Ay, "Bugün karşılaştığımız tüm problemleri, toplum olarak içerisinde bulunduğumuz sıkıntıları irtifa kaybı olarak değerlendiriyoruz. Değerlerimizden uzaklaştıkça ödediğimiz faturanın her geçen gün büyüdüğünü hep beraber müşahede ediyoruz. Bugün gençliğimizin, geleceğimizin kaybolma noktasına geldiğini, aile mefhumunun ortadan kaldırılmak istendiğini, bunun proje haline getirilmeye çalışıldığını görüyor ve en yüksek sedayla dile getiriyoruz. Yılbaşı meselesi de bundan 20 yıl önce filmlerde noel baba, çam ağacı, hindi yemeği gibi bazı Hristiyan figürlerin toplumumuza angaje edilmeye çalışıldığını görüyorduk. Şimdi artık bunlar AVM’lerde, sokaklarda, esnafların camlarında, evlerde yerini almaya başladı. O gün bir savunma hattı oluştursaydık belki de bugün bunları konuşmuyor olacaktık. Biz dernek olarak diyoruz ki, dün oluşturmadığımız savunma hattının cezasını bugün ödüyoruz. Eğer bugün bir müdahalede bulunmazsak, silkelenip inancımıza sımsıkı sarılmazsak, bizi biz yapan değerlerimize sahip çıkmazsak yarın ödeyeceğimiz fatura bugün ödediğimizden çok daha ağır olacak." diye konuştu.

"Herkes özeleştiri yaparak üzerine düşeni yapmalıdır"
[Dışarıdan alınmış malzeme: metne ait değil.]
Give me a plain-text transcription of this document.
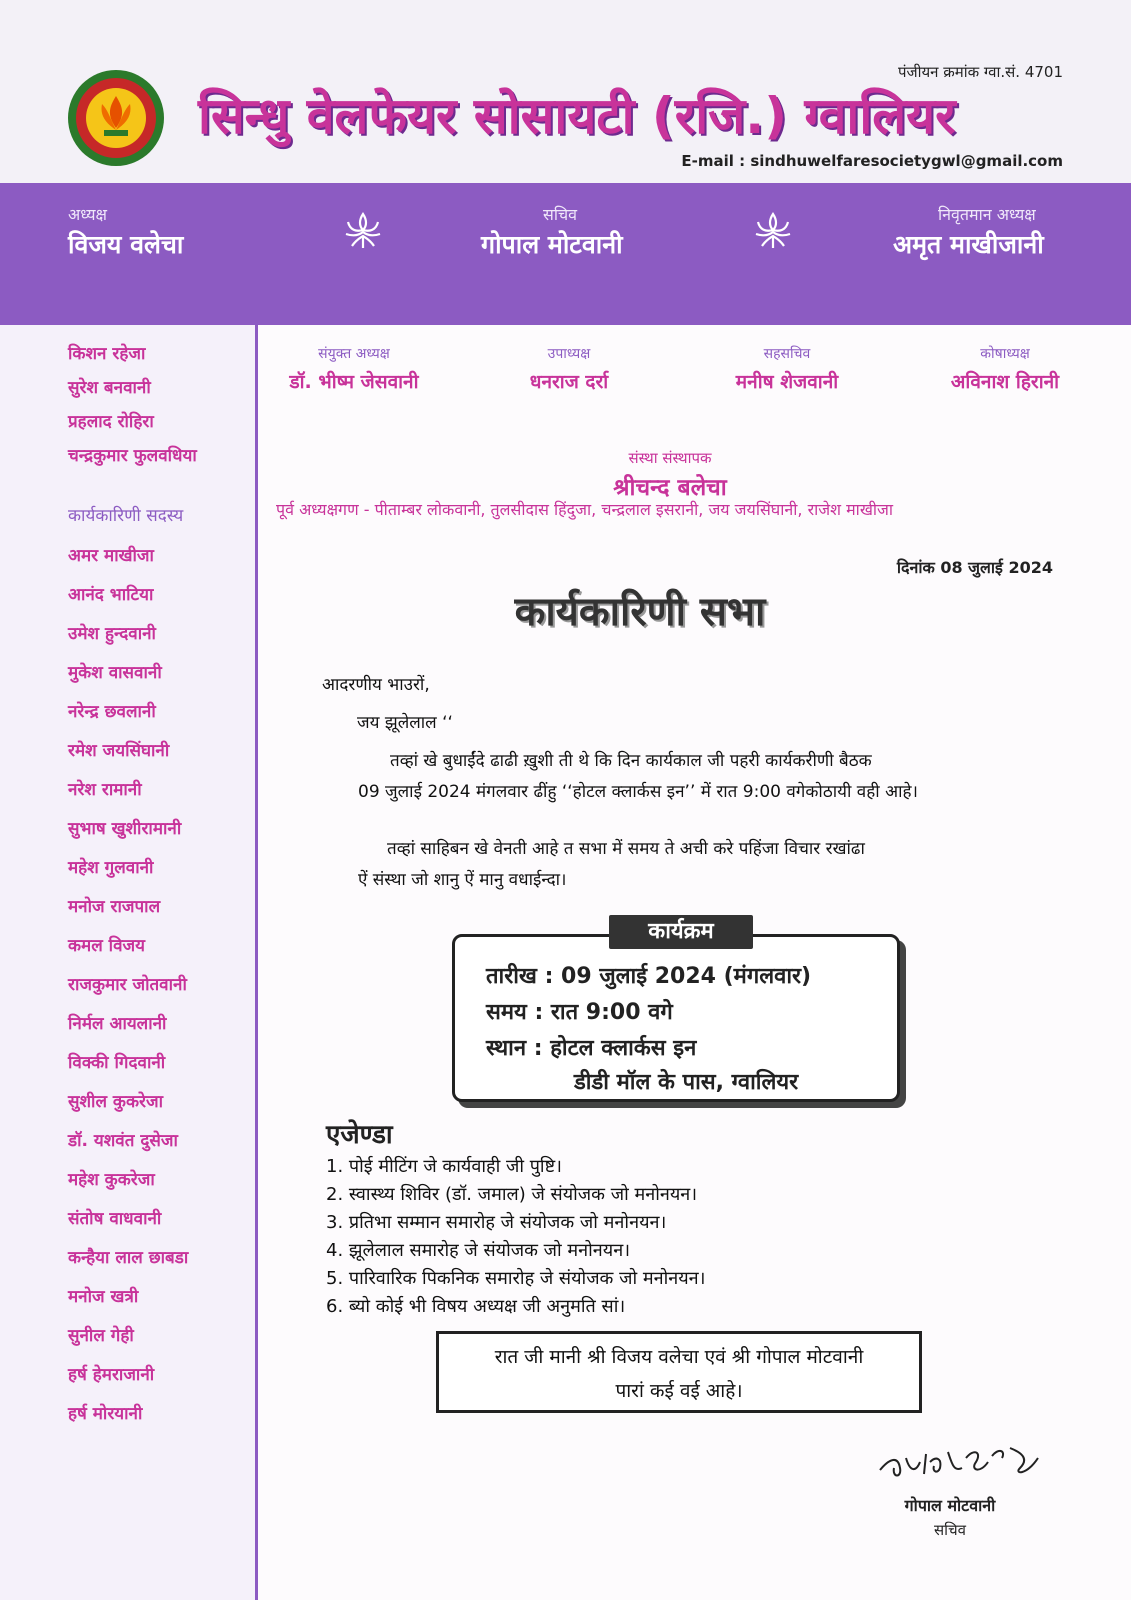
पंजीयन क्रमांक ग्वा.सं. 4701
सिन्धु वेलफेयर सोसायटी (रजि.) ग्वालियर
E-mail : sindhuwelfaresocietygwl@gmail.com
अध्यक्ष
विजय वलेचा
सचिव
गोपाल मोटवानी
निवृतमान अध्यक्ष
अमृत माखीजानी
किशन रहेजा
सुरेश बनवानी
प्रहलाद रोहिरा
चन्द्रकुमार फुलवधिया
कार्यकारिणी सदस्य
अमर माखीजा
आनंद भाटिया
उमेश हुन्दवानी
मुकेश वासवानी
नरेन्द्र छवलानी
रमेश जयसिंघानी
नरेश रामानी
सुभाष खुशीरामानी
महेश गुलवानी
मनोज राजपाल
कमल विजय
राजकुमार जोतवानी
निर्मल आयलानी
विक्की गिदवानी
सुशील कुकरेजा
डॉ. यशवंत दुसेजा
महेश कुकरेजा
संतोष वाधवानी
कन्हैया लाल छाबडा
मनोज खत्री
सुनील गेही
हर्ष हेमराजानी
हर्ष मोरयानी
संयुक्त अध्यक्ष
डॉ. भीष्म जेसवानी
उपाध्यक्ष
धनराज दर्रा
सहसचिव
मनीष शेजवानी
कोषाध्यक्ष
अविनाश हिरानी
संस्था संस्थापक
श्रीचन्द बलेचा
पूर्व अध्यक्षगण - पीताम्बर लोकवानी, तुलसीदास हिंदुजा, चन्द्रलाल इसरानी, जय जयसिंघानी, राजेश माखीजा
दिनांक 08 जुलाई 2024
कार्यकारिणी सभा
आदरणीय भाउरों,
जय झूलेलाल ‘‘
तव्हां खे बुधाईंदे ढाढी ख़ुशी ती थे कि दिन कार्यकाल जी पहरी कार्यकरीणी बैठक
09 जुलाई 2024 मंगलवार ढींहु ‘‘होटल क्लार्कस इन’’ में रात 9:00 वगेकोठायी वही आहे।
तव्हां साहिबन खे वेनती आहे त सभा में समय ते अची करे पहिंजा विचार रखांढा
ऐं संस्था जो शानु ऐं मानु वधाईन्दा।
कार्यक्रम
तारीख : 09 जुलाई 2024 (मंगलवार)
समय : रात 9:00 वगे
स्थान : होटल क्लार्कस इन
डीडी मॉल के पास, ग्वालियर
एजेण्डा
1. पोई मीटिंग जे कार्यवाही जी पुष्टि।
2. स्वास्थ्य शिविर (डॉ. जमाल) जे संयोजक जो मनोनयन।
3. प्रतिभा सम्मान समारोह जे संयोजक जो मनोनयन।
4. झूलेलाल समारोह जे संयोजक जो मनोनयन।
5. पारिवारिक पिकनिक समारोह जे संयोजक जो मनोनयन।
6. ब्यो कोई भी विषय अध्यक्ष जी अनुमति सां।
रात जी मानी श्री विजय वलेचा एवं श्री गोपाल मोटवानी
पारां कई वई आहे।
गोपाल मोटवानी
सचिव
Yapılan dezanformasyonların etkisini görmek için bir araştırmaya ihtiyaç olmadığını, sokaklarımızda, evlerimizde bunun etkisinin görülebildiğini hatırlatan Ay, şunları kaydetti:

"Bugün bir lise öğrencisinin önceliği şan, şöhret, makam, para olmuş. Eğer güçlü olursa, para sahibi olursa itibar göreceğini düşünüyor. Çünkü üstünlüğün parayla, makamla olduğu algısı oluşturuldu. İlkokullarda bile çocuklar inançlarını, değerlerini bilmiyor. Tarihini, akrabalarını bilmiyor. Ama Brezilya’daki takımların ilk 11’ini sayıyor. Çünkü zihin oraya kaydırılıyor. İrtifa kaybı dediğimiz şey aslında budur. Çocuklarımızın önceliği değişti. Bunun sebebi de bizim önceliklerimizin değişmesidir. Çocukların önüne konulan rol modeller gerçek manada rollerini yerine getirmiyor. Bunun için çocukların rol modelleri değişti. Herkes özeleştiri yaparak üzerine düşeni yapmalıdır. Devlet yetkililerinin de yanlışlarının farkına vararak uygulamalarını gözden geçirmelidir. Hassasiyet sahibi olan devlet yetkilileri buna ön ayak olmalıdır. STK ve kanaat önderlerinin de başını iki elinin arasına alarak nerede yanlış yaptığını düşünmelidir. Nerede yanlış yapıldığının farkına varamazsak, buna göre doğru adımlar atamazsak yarın kafamızı duvarlara vurmanın, dizlerimizi dövmenin bir anlamı olmaz."